Discrete stochastic model of point defect-dislocation interaction for simulating dislocation climb

Abstract

Dislocation climb is an important high temperature process in metals plasticity, responsible for the phenomena such as creep, swelling, or hardening. Climb is defined by the ability of dislocations to leave their original glide plane by interacting with point defects. As such, dislocation climb is controlled by point defect diffusion/absorption/emission, all of which involve thermal activation. The existing thermodynamically consistent models for climb are generally formulated in a continuum framework, through the definition of effective defect fluxes and climb propensities in response to thermodynamic driving forces. However, the point-wise discrete nature of vacancies (and/or self-interstitials) confers a highly discrete nature to the climb dynamics, which is also strongly affected by elastic forces. The combination of discreteness, thermal activation, and elasticity makes this process too challenging for direct atomistic methods such as molecular dynamics.
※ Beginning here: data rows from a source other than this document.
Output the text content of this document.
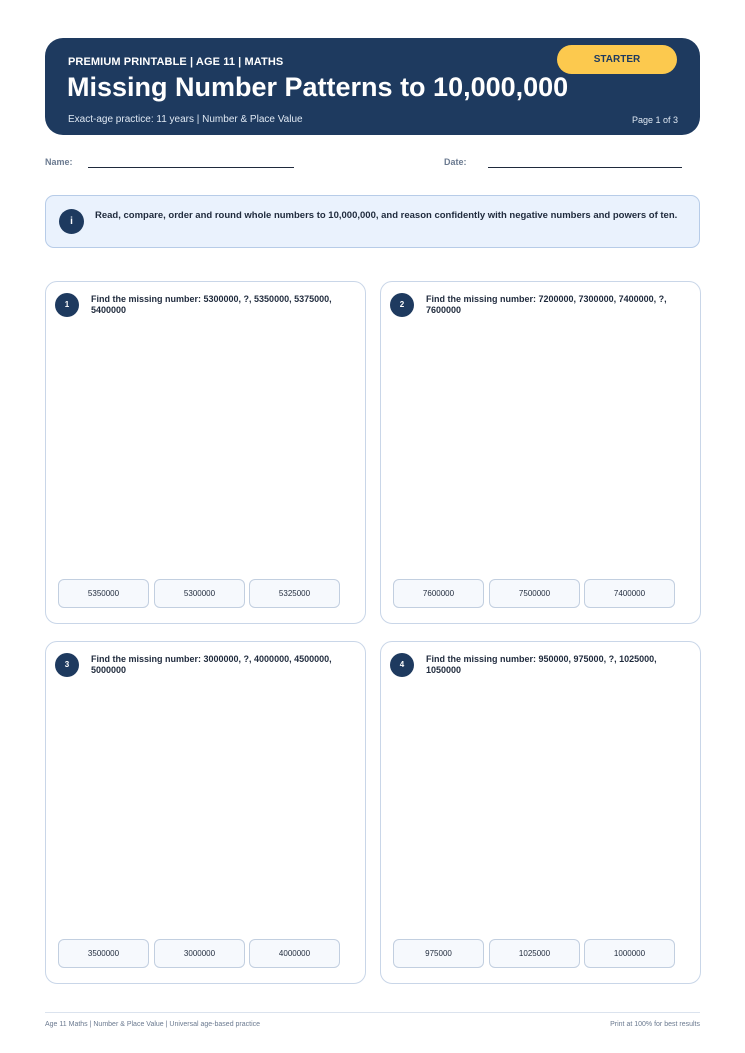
PREMIUM PRINTABLE | AGE 11 | MATHS
Missing Number Patterns to 10,000,000
Exact-age practice: 11 years | Number & Place Value	Page 1 of 3
STARTER
Name:	Date:
i
Read, compare, order and round whole numbers to 10,000,000, and reason confidently with negative numbers and powers of ten.
1
Find the missing number: 5300000, ?, 5350000, 5375000, 5400000
5350000	5300000	5325000
2
Find the missing number: 7200000, 7300000, 7400000, ?, 7600000
7600000	7500000	7400000
3
Find the missing number: 3000000, ?, 4000000, 4500000, 5000000
3500000	3000000	4000000
4
Find the missing number: 950000, 975000, ?, 1025000, 1050000
975000	1025000	1000000
Age 11 Maths | Number & Place Value | Universal age-based practice	Print at 100% for best results
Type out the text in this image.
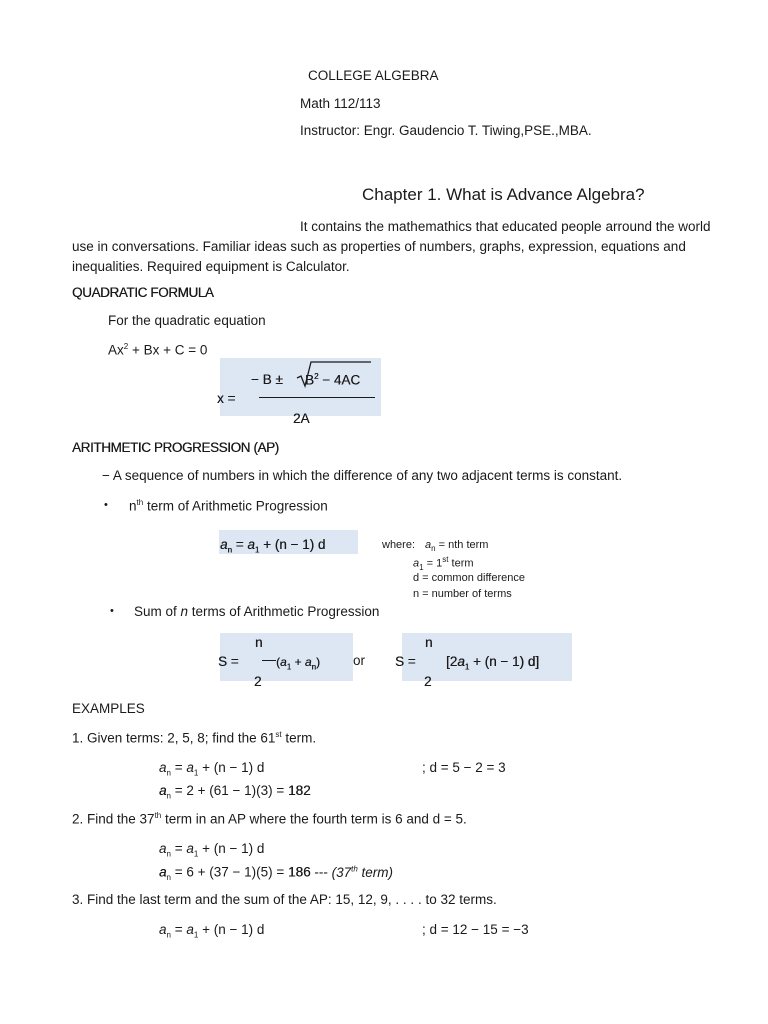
COLLEGE ALGEBRA
Math 112/113
Instructor: Engr. Gaudencio T. Tiwing,PSE.,MBA.
Chapter 1. What is Advance Algebra?
It contains the mathemathics that educated people arround the world use in conversations. Familiar ideas such as properties of numbers, graphs, expression, equations and inequalities. Required equipment is Calculator.
QUADRATIC FORMULA
For the quadratic equation
$Ax^2 + Bx + C = 0$
x =
− $B \pm B^2 - 4AC$
2A
ARITHMETIC PROGRESSION (AP)
− A sequence of numbers in which the difference of any two adjacent terms is constant.
• $n^{th}$ term of Arithmetic Progression
$a_n = a_1 + (n - 1)$ d	where: $a_n$ = nth term
$a_1 = 1st$ term
d = common difference
n = number of terms
• Sum of n terms of Arithmetic Progression
n
S =	$(a_1 + a_n)$
2
or
n
$S = [2a_1 + (n - 1)$ d]
2
EXAMPLES
1. Given terms: 2, 5, 8; find the 61st term.
$a_n = a_1 + (n - 1)$ d	; d = 5 − 2 = 3
$a_n = 2 + (61 - 1)(3) = 182$
2. Find the 37th term in an AP where the fourth term is 6 and d = 5.
$a_n = a_1 + (n - 1)$ d
$a_n = 6 + (37 - 1)(5) = 186$ --- (37th term)
3. Find the last term and the sum of the AP: 15, 12, 9, . . . . to 32 terms.
$a_n = a_1 + (n - 1)$ d	; d = 12 − 15 = −3
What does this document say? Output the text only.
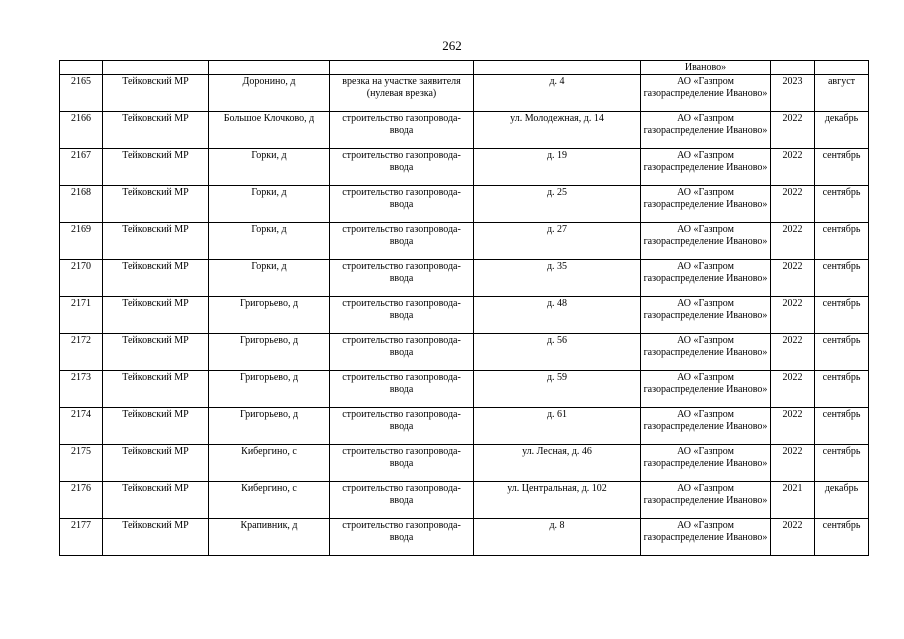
262
					Иваново»		
2165	Тейковский МР	Доронино, д	врезка на участке заявителя (нулевая врезка)	д. 4	АО «Газпром газораспределение Иваново»	2023	август
2166	Тейковский МР	Большое Клочково, д	строительство газопровода-ввода	ул. Молодежная, д. 14	АО «Газпром газораспределение Иваново»	2022	декабрь
2167	Тейковский МР	Горки, д	строительство газопровода-ввода	д. 19	АО «Газпром газораспределение Иваново»	2022	сентябрь
2168	Тейковский МР	Горки, д	строительство газопровода-ввода	д. 25	АО «Газпром газораспределение Иваново»	2022	сентябрь
2169	Тейковский МР	Горки, д	строительство газопровода-ввода	д. 27	АО «Газпром газораспределение Иваново»	2022	сентябрь
2170	Тейковский МР	Горки, д	строительство газопровода-ввода	д. 35	АО «Газпром газораспределение Иваново»	2022	сентябрь
2171	Тейковский МР	Григорьево, д	строительство газопровода-ввода	д. 48	АО «Газпром газораспределение Иваново»	2022	сентябрь
2172	Тейковский МР	Григорьево, д	строительство газопровода-ввода	д. 56	АО «Газпром газораспределение Иваново»	2022	сентябрь
2173	Тейковский МР	Григорьево, д	строительство газопровода-ввода	д. 59	АО «Газпром газораспределение Иваново»	2022	сентябрь
2174	Тейковский МР	Григорьево, д	строительство газопровода-ввода	д. 61	АО «Газпром газораспределение Иваново»	2022	сентябрь
2175	Тейковский МР	Кибергино, с	строительство газопровода-ввода	ул. Лесная, д. 46	АО «Газпром газораспределение Иваново»	2022	сентябрь
2176	Тейковский МР	Кибергино, с	строительство газопровода-ввода	ул. Центральная, д. 102	АО «Газпром газораспределение Иваново»	2021	декабрь
2177	Тейковский МР	Крапивник, д	строительство газопровода-ввода	д. 8	АО «Газпром газораспределение Иваново»	2022	сентябрь
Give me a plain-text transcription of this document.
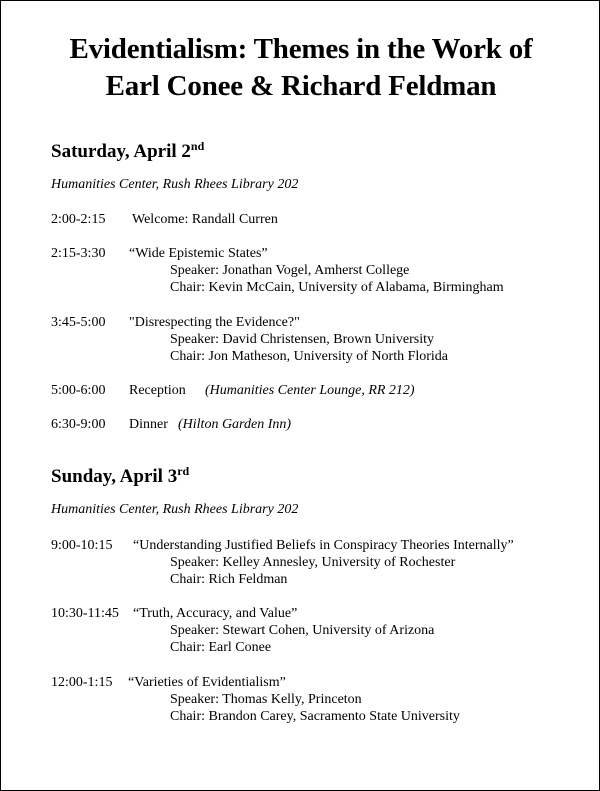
Evidentialism: Themes in the Work of
Earl Conee & Richard Feldman
Saturday, April 2nd
Humanities Center, Rush Rhees Library 202
2:00-2:15 Welcome: Randall Curren
2:15-3:30 “Wide Epistemic States”
Speaker: Jonathan Vogel, Amherst College
Chair: Kevin McCain, University of Alabama, Birmingham
3:45-5:00 "Disrespecting the Evidence?"
Speaker: David Christensen, Brown University
Chair: Jon Matheson, University of North Florida
5:00-6:00 Reception (Humanities Center Lounge, RR 212)
6:30-9:00 Dinner (Hilton Garden Inn)
Sunday, April 3rd
Humanities Center, Rush Rhees Library 202
9:00-10:15 “Understanding Justified Beliefs in Conspiracy Theories Internally”
Speaker: Kelley Annesley, University of Rochester
Chair: Rich Feldman
10:30-11:45 “Truth, Accuracy, and Value”
Speaker: Stewart Cohen, University of Arizona
Chair: Earl Conee
12:00-1:15 “Varieties of Evidentialism”
Speaker: Thomas Kelly, Princeton
Chair: Brandon Carey, Sacramento State University
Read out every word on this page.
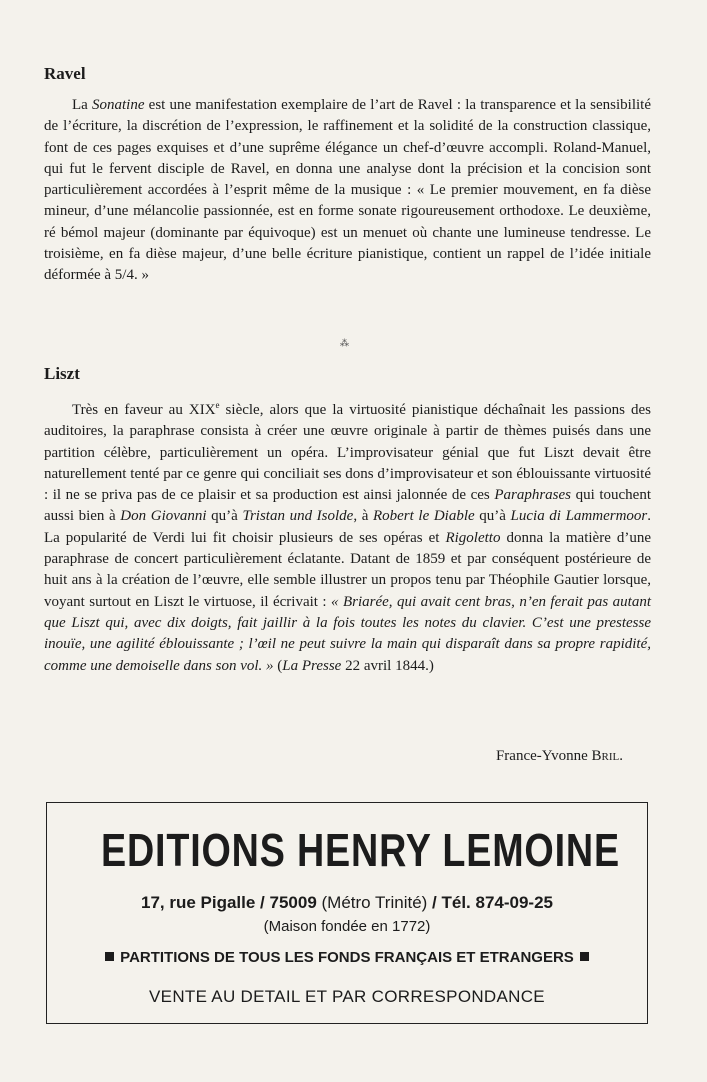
Ravel

La Sonatine est une manifestation exemplaire de l’art de Ravel : la transparence et la sensibilité de l’écriture, la discrétion de l’expression, le raffinement et la solidité de la construction classique, font de ces pages exquises et d’une suprême élégance un chef-d’œuvre accompli. Roland-Manuel, qui fut le fervent disciple de Ravel, en donna une analyse dont la précision et la concision sont particulièrement accordées à l’esprit même de la musique : « Le premier mouvement, en fa dièse mineur, d’une mélancolie passionnée, est en forme sonate rigoureusement orthodoxe. Le deuxième, ré bémol majeur (dominante par équivoque) est un menuet où chante une lumineuse tendresse. Le troisième, en fa dièse majeur, d’une belle écriture pianistique, contient un rappel de l’idée initiale déformée à 5/4. »

⁂
Liszt

Très en faveur au XIXe siècle, alors que la virtuosité pianistique déchaînait les passions des auditoires, la paraphrase consista à créer une œuvre originale à partir de thèmes puisés dans une partition célèbre, particulièrement un opéra. L’improvisateur génial que fut Liszt devait être naturellement tenté par ce genre qui conciliait ses dons d’improvisateur et son éblouissante virtuosité : il ne se priva pas de ce plaisir et sa production est ainsi jalonnée de ces Paraphrases qui touchent aussi bien à Don Giovanni qu’à Tristan und Isolde, à Robert le Diable qu’à Lucia di Lammermoor. La popularité de Verdi lui fit choisir plusieurs de ses opéras et Rigoletto donna la matière d’une paraphrase de concert particulièrement éclatante. Datant de 1859 et par conséquent postérieure de huit ans à la création de l’œuvre, elle semble illustrer un propos tenu par Théophile Gautier lorsque, voyant surtout en Liszt le virtuose, il écrivait : « Briarée, qui avait cent bras, n’en ferait pas autant que Liszt qui, avec dix doigts, fait jaillir à la fois toutes les notes du clavier. C’est une prestesse inouïe, une agilité éblouissante ; l’œil ne peut suivre la main qui disparaît dans sa propre rapidité, comme une demoiselle dans son vol. » (La Presse 22 avril 1844.)

France-Yvonne Bril.
EDITIONS HENRY LEMOINE
17, rue Pigalle / 75009 (Métro Trinité) / Tél. 874-09-25
(Maison fondée en 1772)
PARTITIONS DE TOUS LES FONDS FRANÇAIS ET ETRANGERS
VENTE AU DETAIL ET PAR CORRESPONDANCE
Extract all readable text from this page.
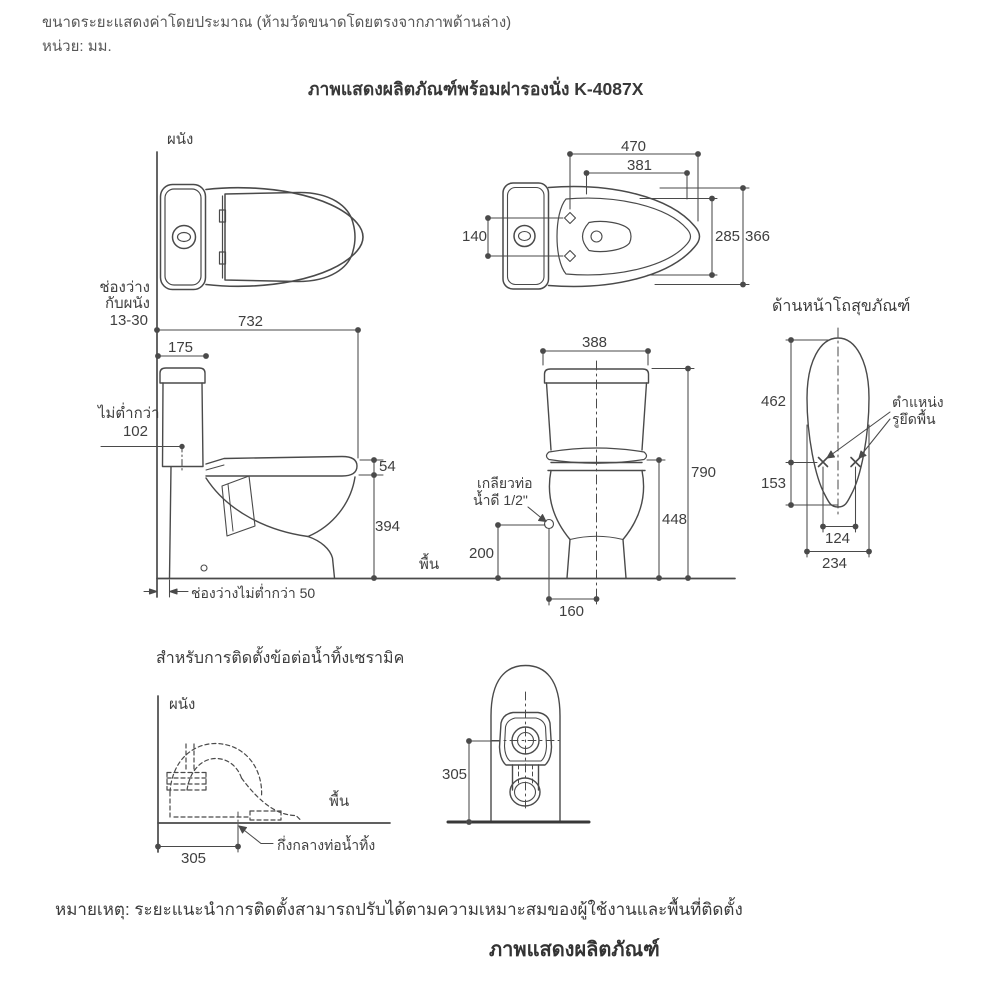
ขนาดระยะแสดงค่าโดยประมาณ (ห้ามวัดขนาดโดยตรงจากภาพด้านล่าง)
หน่วย: มม.
ภาพแสดงผลิตภัณฑ์พร้อมฝารองนั่ง K-4087X
ผนัง
ช่องว่าง
กับผนัง
13-30	732
175
ไม่ต่ำกว่า
102
54
394
พื้น
ช่องว่างไม่ต่ำกว่า 50
470
381
140	285 366
388
790
448
เกลียวท่อ
น้ำดี 1/2"
200
160
ด้านหน้าโถสุขภัณฑ์
462
153
124
234
ตำแหน่ง
รูยึดพื้น
สำหรับการติดตั้งข้อต่อน้ำทิ้งเซรามิค
ผนัง
พื้น
305
กึ่งกลางท่อน้ำทิ้ง
305
หมายเหตุ: ระยะแนะนำการติดตั้งสามารถปรับได้ตามความเหมาะสมของผู้ใช้งานและพื้นที่ติดตั้ง
ภาพแสดงผลิตภัณฑ์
Here we develop a kinetic Monte Carlo model that captures vacancy generation and transport kinetics acting in conjuction with the evolving elastic fields provided by discrete dislocation dynamics simulations. The two models are coupled via the applied stresses and stress gradients generated by dislocation structures at vacancy locations. Our simulations reveal two surprising results. First that climb is dominated by vacancy emission even when the background vacancy concentration is much higher than the equilibrium one. And, second, that climb velocities might be much faster than otherwise believed when one uses the classical theories of climb. These effects are due to the locality of vacancy-dislocation processes, which are not captured in classical treatments that assume smooth vacancy fluxes and homogeneous concentrations. We apply the method to study elementary climb processes in body-centered cubic iron and furnish climb mobility functions to be used in parametric dislocation dynamics and/or crystal plasticity simulations. We apply the technique to study non-conservative plastic bypass of spherical precipitates by edge dislocations and point out the differences between our discrete approach and existing continuum formulations.